Schetyna: Szpitala nie będzie można sprzedać
Dwa, trzy lata po przekształceniu w spółkę szpitala nie będzie można sprzedać. Później o jego losie zdecyduje samorząd - mówi w wywiadzie dla "Gazety Wyborczej" wicepremier i minister spraw wewnętrznych Grzegorz Schetyna.
Mówi on także o scaleniu w jedną spółkę ośrodków regionalnych TVP, komercjalizacji TVP1 i o tym, że Platforma Obywatelska rozważa wcześniejsze wybory parlamentarne.
tłumaczy, że rząd chce kontrolować proces sprzedaży szpitali, "wprowadzić okres przejściowy, kiedy nie wolno robić zmian własnościowych".
- Majątek szpitala - ziemia, budynki, sprzęt - będzie pozostawał własnością samorządu, a zarządzać szpitalem będzie spółka operatorska - dodaje wicepremier.
Na pytanie, jak długo nie będzie można sprzedać szpitala odpowiada: "Dwa, trzy lata. Najpierw z mocy ustawy publiczny ZOZ (zakład opieki zdrowotnej - red.) byłby przekształcany w spółkę. Majątek pozostaje w samorządzie i to samorząd znajduje nowego zarządcę, czyli spółkę operatorską. Samorząd może sam ją utworzyć i mieć w niej udziały lub wybrać ją w drodze przetargu. Dopiero po upływie ustawowego czasu samorząd decydowałby, co dalej ze szpitalem".
W odniesieniu do mediów Schetyna mówi, że PO chce połączyć terenowe ośrodki publicznego radia i telewizji w jedną spółkę, żeby nie powielać administracji.
- Ale nie będzie tak, że dyrektor wydziału promocji urzędu marszałkowskiego zostanie prezesem ośrodka TVP czy Polskiego Radia. Pluralistyczne będą nie tylko rady programowe, ale też nadzorcze. Będą w nich przedstawiciele wojewody, KRRiT, marszałka województwa, największych miast lub stowarzyszeń twórczych - wyjaśnia.

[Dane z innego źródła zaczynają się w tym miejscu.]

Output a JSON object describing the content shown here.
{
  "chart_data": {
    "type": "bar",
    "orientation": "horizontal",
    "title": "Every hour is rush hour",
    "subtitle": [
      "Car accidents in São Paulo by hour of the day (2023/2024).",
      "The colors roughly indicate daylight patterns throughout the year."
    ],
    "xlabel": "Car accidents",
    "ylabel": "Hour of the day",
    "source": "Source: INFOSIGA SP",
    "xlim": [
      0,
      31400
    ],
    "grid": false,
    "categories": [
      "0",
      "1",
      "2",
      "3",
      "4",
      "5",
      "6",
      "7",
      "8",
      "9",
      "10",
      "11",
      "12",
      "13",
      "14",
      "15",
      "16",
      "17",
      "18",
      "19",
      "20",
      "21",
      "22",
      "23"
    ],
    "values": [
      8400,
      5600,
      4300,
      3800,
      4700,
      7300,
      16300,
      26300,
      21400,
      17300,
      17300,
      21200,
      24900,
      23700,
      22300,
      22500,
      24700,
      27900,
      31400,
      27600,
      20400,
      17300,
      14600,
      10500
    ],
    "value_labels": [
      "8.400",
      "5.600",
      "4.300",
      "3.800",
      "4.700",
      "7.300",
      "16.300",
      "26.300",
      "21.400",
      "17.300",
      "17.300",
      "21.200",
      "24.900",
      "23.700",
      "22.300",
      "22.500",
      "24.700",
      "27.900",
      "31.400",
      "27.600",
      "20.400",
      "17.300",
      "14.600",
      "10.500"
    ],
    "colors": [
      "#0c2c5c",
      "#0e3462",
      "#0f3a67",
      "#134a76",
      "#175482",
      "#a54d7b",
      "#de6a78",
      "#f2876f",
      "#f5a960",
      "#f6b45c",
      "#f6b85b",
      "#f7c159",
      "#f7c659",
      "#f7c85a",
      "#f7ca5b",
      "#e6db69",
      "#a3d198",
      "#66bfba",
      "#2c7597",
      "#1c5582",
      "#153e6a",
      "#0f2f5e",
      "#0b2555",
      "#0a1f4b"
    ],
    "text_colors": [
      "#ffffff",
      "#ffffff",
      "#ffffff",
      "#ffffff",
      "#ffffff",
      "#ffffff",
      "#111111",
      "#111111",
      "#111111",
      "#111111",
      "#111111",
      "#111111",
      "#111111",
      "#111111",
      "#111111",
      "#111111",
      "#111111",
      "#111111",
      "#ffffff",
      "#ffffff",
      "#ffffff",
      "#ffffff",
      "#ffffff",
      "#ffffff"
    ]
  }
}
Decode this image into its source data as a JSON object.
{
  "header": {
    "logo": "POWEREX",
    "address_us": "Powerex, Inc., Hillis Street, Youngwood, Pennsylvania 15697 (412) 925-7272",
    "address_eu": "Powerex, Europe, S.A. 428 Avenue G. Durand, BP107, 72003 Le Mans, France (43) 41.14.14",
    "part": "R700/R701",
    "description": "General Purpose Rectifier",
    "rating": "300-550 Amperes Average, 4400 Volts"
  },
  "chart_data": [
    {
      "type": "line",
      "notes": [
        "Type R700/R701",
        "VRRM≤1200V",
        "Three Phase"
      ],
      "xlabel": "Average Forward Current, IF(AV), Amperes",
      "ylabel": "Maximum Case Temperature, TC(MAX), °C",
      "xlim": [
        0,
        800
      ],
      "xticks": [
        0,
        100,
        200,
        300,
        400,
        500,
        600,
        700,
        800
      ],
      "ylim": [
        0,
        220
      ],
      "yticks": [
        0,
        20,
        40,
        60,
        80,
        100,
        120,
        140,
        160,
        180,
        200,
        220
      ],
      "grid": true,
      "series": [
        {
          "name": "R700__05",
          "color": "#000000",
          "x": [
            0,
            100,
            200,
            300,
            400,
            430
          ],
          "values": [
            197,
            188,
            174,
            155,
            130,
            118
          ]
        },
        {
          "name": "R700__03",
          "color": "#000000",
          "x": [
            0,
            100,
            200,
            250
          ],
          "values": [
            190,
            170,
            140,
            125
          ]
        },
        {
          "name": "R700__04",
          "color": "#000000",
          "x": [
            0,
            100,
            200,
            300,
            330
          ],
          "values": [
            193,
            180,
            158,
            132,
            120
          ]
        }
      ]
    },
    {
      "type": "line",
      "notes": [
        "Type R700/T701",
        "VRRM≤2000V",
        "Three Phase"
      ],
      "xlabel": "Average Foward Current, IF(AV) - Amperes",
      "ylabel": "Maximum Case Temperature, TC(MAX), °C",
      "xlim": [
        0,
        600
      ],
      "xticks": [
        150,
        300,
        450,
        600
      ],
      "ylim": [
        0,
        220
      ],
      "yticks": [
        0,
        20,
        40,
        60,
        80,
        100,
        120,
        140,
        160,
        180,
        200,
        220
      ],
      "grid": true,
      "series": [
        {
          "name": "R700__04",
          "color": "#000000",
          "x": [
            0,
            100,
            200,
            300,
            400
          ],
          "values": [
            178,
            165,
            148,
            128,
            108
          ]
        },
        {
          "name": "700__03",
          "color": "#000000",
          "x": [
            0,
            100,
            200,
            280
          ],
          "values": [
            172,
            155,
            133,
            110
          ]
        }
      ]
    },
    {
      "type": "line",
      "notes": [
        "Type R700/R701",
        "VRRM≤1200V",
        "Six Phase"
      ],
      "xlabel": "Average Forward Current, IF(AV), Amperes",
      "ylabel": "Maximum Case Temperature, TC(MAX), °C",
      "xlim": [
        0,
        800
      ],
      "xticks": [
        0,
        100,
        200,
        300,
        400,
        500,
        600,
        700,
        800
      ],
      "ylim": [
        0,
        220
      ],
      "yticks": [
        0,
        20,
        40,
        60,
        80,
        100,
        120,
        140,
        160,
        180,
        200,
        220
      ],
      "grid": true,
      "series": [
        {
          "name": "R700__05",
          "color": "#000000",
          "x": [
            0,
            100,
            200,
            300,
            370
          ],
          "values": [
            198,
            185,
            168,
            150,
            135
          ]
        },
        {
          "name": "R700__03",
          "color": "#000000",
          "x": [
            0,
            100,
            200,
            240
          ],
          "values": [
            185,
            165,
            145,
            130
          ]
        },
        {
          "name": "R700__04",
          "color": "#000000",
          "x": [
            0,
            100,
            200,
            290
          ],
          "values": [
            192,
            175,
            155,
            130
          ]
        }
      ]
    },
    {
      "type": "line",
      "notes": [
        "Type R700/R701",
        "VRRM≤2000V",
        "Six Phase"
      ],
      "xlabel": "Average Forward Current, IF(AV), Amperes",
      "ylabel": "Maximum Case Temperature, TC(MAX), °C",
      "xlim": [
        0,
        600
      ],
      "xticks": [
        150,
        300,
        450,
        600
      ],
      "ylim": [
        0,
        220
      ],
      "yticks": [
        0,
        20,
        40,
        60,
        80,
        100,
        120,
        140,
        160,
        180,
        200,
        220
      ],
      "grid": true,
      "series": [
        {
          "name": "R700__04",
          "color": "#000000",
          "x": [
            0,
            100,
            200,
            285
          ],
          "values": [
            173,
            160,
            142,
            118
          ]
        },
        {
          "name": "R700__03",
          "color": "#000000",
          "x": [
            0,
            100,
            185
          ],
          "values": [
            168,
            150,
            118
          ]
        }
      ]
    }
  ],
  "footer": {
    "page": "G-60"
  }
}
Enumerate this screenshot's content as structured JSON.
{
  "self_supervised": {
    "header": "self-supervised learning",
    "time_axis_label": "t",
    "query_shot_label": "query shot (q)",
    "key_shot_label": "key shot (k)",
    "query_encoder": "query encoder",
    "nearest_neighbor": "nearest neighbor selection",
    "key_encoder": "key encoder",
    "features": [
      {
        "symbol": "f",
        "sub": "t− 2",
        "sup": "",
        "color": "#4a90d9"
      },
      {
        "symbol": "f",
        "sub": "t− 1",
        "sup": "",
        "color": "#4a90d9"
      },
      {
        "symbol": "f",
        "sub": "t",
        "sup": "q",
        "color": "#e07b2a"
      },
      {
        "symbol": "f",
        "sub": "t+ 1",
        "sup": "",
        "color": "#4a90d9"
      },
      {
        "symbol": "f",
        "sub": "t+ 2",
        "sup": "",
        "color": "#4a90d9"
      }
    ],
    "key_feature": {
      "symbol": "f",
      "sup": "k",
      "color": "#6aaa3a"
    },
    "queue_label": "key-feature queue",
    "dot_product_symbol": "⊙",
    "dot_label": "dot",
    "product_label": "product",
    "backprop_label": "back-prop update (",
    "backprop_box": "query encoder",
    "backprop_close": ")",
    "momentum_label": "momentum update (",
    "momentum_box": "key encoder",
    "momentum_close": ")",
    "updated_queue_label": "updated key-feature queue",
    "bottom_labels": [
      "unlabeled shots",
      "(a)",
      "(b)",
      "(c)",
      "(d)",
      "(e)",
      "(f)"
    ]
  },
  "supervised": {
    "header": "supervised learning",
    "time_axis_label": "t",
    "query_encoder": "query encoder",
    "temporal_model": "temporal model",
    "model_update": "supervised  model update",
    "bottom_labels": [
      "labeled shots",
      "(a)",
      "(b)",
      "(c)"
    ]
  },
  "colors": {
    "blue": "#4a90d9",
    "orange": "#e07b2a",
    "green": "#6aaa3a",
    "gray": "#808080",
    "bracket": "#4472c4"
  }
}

I zapewnia, że media regionalne pozostaną publiczne. - Chcielibyśmy, by publiczne media w terenie działały na wzór niemieckich - promowały region i budowały tożsamość lokalną. Powinny realizować publiczną misję, np. w najlepszym czasie antenowym nadawać relacje z ważnych wydarzeń kulturalnych czy sportowych w regionie. I wtedy będą mogły liczyć na pieniądze z Funduszu Misji Publicznej - mówi szef MSWiA.
Według niego, program 1 TVP mógłby być komercyjny, ale nie prywatny. - Emitowałby reklamy i konkurował z innymi stacjami komercyjnymi. "Jedynka" finansowałaby w części Fundusz Misji Publicznej, "Dwójkę", która będzie programem misyjnym, oraz kanały radia publicznego - dodaje.
Pytany o wcześniejsze wybory parlamentarne Schetyna opowiada, że PO rozważa ten wariant ze względu na pierwszą prezydencję Polski w UE, która zaczyna się w lipcu 2011 r.
- Nie jestem w stanie wyobrazić sobie połączenia objęcia prezydencji z przygotowaniami do wyborów parlamentarnych. Lepiej byłoby przeprowadzić wybory w czerwcu 2011 r., przed rozpoczęciem prezydencji - wyjaśnia.